Role of macrophages in hemangioendothelioma development

巨噬细胞在血管内皮瘤发展中的作用

• 批准号: 6777280
• 负责人: Gayle M Gordillo
• 金额: $ 12.52万
• 依托单位: OHIO STATE UNIVERSITY
• 依托单位国家: 美国
• 财政年份: 2004
• 资助国家: 美国
• 起止时间: 2004-04-01 至 2009-03-31
• 项目状态: 已结题
• 来源: https://reporter.nih.gov/project-details/6777280
• 关键词: NAD(H) phosphate; angiogenesis; biological signal transduction; cell line; free radical oxygen; genetically modified animals; hemangioma; hydrogen peroxide; laboratory mouse; macrophage; microarray technology; monocyte chemoattractant protein 1; neoplasm /cancer genetics; neoplastic growth; preneoplastic state

DESCRIPTION (provided by applicant): Hemangiomas represent the most common soft tissue tumor in children and hemangioendothelioma (HE) are a clinical subtype. Proliferating HE are associated with macrophage infiltration and MCP-1 expression. Macrophages seen in proliferating neoplasms, such as those seen in HE are referred to as tumor associated macrophages (TAM) and their biological role has not been defined. It is hypothesized that TAM facilitate angiogenesis to support HE development. Macrophages possess NADPH oxidase that generates substantial amounts of inducible reactive oxygen species (ROS), which are now recognized as key signaling mediators. Specifically, ROS have been described to be a key player in facilitating the expression of angiogenic factor and neovascularization as well. Therefore, it is possible that macrophage-derived ROS may drive hemangioendothelioma development. In the proposed study, the candidate will test the hypothesis that MCP-1 recruited TAM and its ROS derivative play a critical role in promoting angiogenesis and hemangioendothelioma (HE) development. In vivo and in vitro experiments will be conducted using a murine model of HE and culture EOMA cells, respectively. The proposal rests on a striking finding that MCP-1 and NADPH oxidase are key contributors to HE development. These results were derived from the use of appropriate knock-out animal models. To test the stated hypothesis, the following three specific aims will be addressed: Aim #1: Determine the significance of macrophages in HE development. Aim #2: Characterize in vitro whether macrophage-derived ROS influences the angiogenic characteristics behavior of EOMA cells and whether H202 is the primary signaling molecule mediating the effect of ROS; and Aim #3: Test in vivo the significance of macrophage-derived ROS on HE development. The long-term goal is to develop a research career in the field of clinically relevant angiogenesis and underlying mechanisms. The current proposal includes didactic and research training elements towards the development of a surgical scientist career of a hispanic woman plastic surgeon.

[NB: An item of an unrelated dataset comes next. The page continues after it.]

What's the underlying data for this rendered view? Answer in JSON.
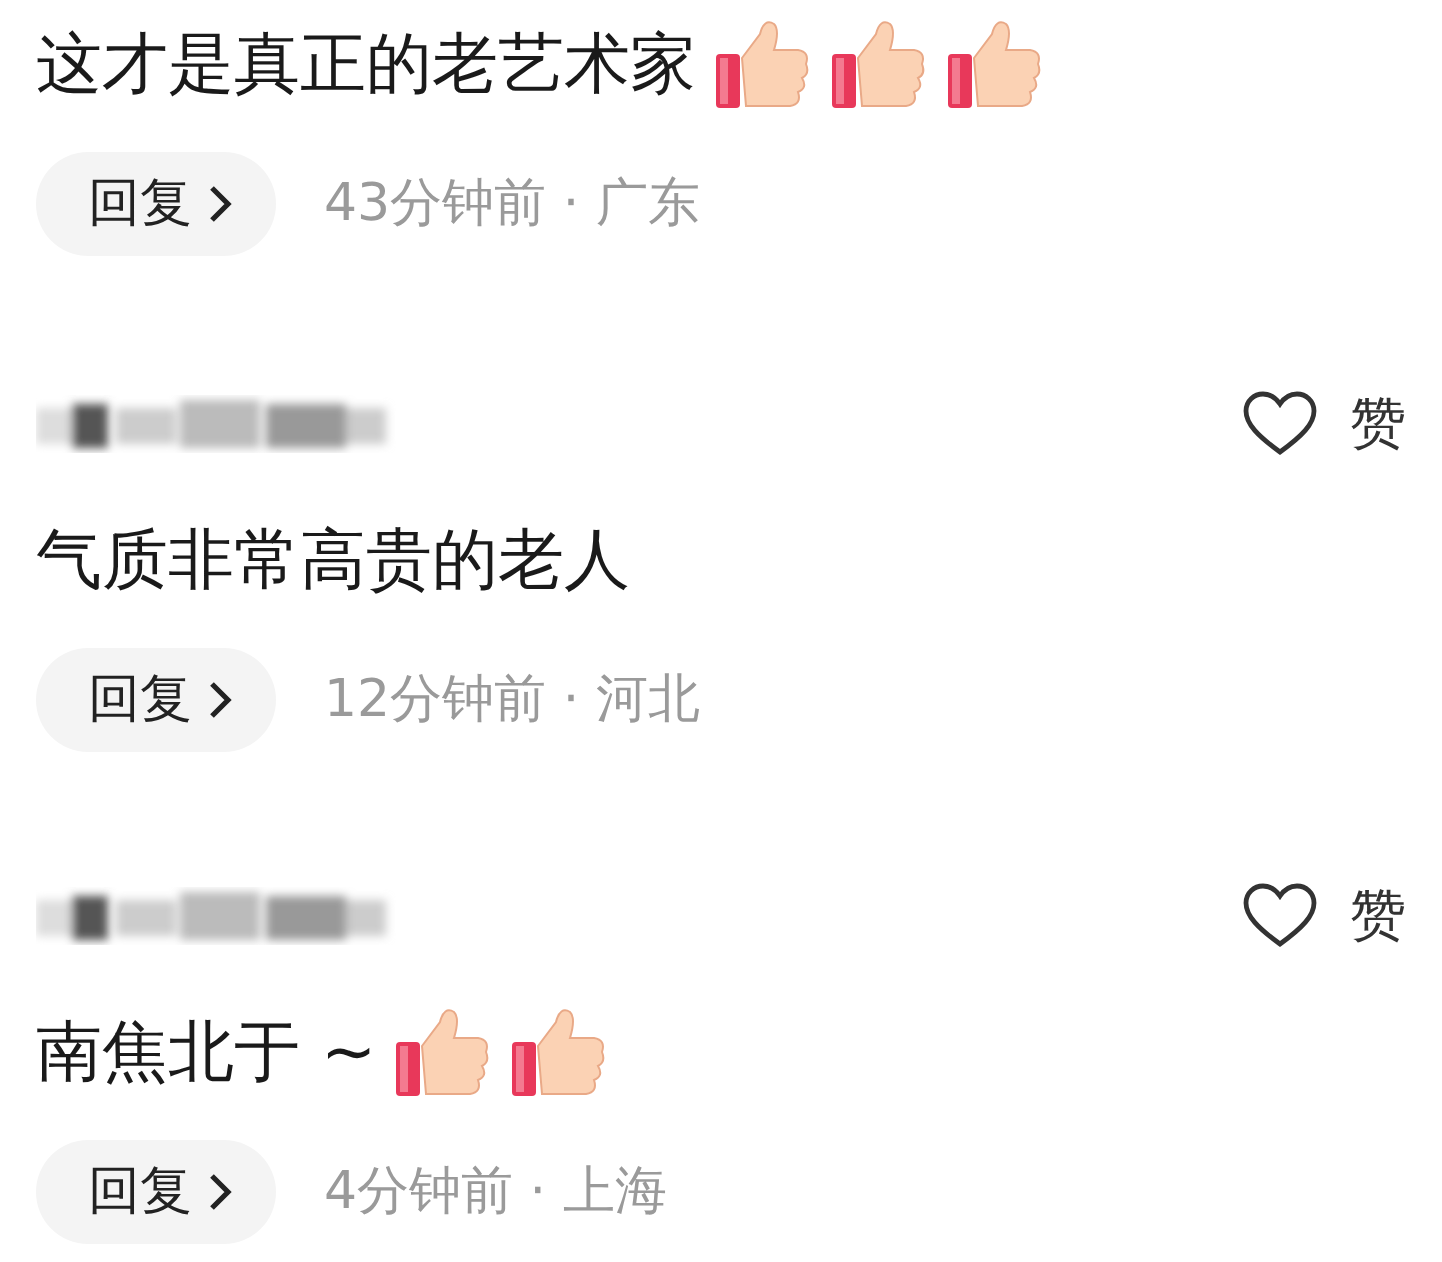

描述（由申请人提供）： 血管瘤是儿童中最常见的软组织肿瘤，而血管内皮瘤（HE）是临床亚型。增殖他与巨噬细胞浸润和MCP-1表达有关。在增殖的肿瘤中看到的巨噬细胞，例如在他中看到的巨噬细胞被称为肿瘤相关的巨噬细胞（TAM）及其生物学作用尚未定义。假设TAM促进了血管生成以支持他发育。巨噬细胞具有NADPH氧化酶，该氧化酶产生大量可诱导的活性氧（ROS），现在被认为是关键信号介体。具体而言，ROS被描述为促进血管生成因子和新血管形成的表达方面的关键参与者。因此，巨噬细胞衍生的ROS可能会促进血管内皮瘤的发育。在拟议的研究中，候选人将检验以下假设：MCP-1募集TAM及其ROS衍生物在促进血管生成和血管内皮瘤（HE）发育中起关键作用。体内和体外实验将分别使用He和培养的Eoma细胞的鼠模型进行。该提议基于一个惊人的发现，即MCP-1和NADPH氧化酶是HE发展的关键因素。这些结果来自使用适当的敲除动物模型。 为了检验既定假设，将解决以下三个具体目标：目标＃1：确定巨噬细胞在HE发育中的重要性。 AIM＃2：在体外表征巨噬细胞衍生的ROS是否影响Eoma细胞的血管生成特征行为以及H202是否是介导ROS效应的主要信号分子； AIM＃3：在体内测试巨噬细胞衍生的ROS对HE发育的重要性。 长期目标是在临床相关的血管生成和潜在机制领域发展研究职业。当前的建议包括教学培训元素，以发展西班牙裔女性整形外科医生的外科科学家职业。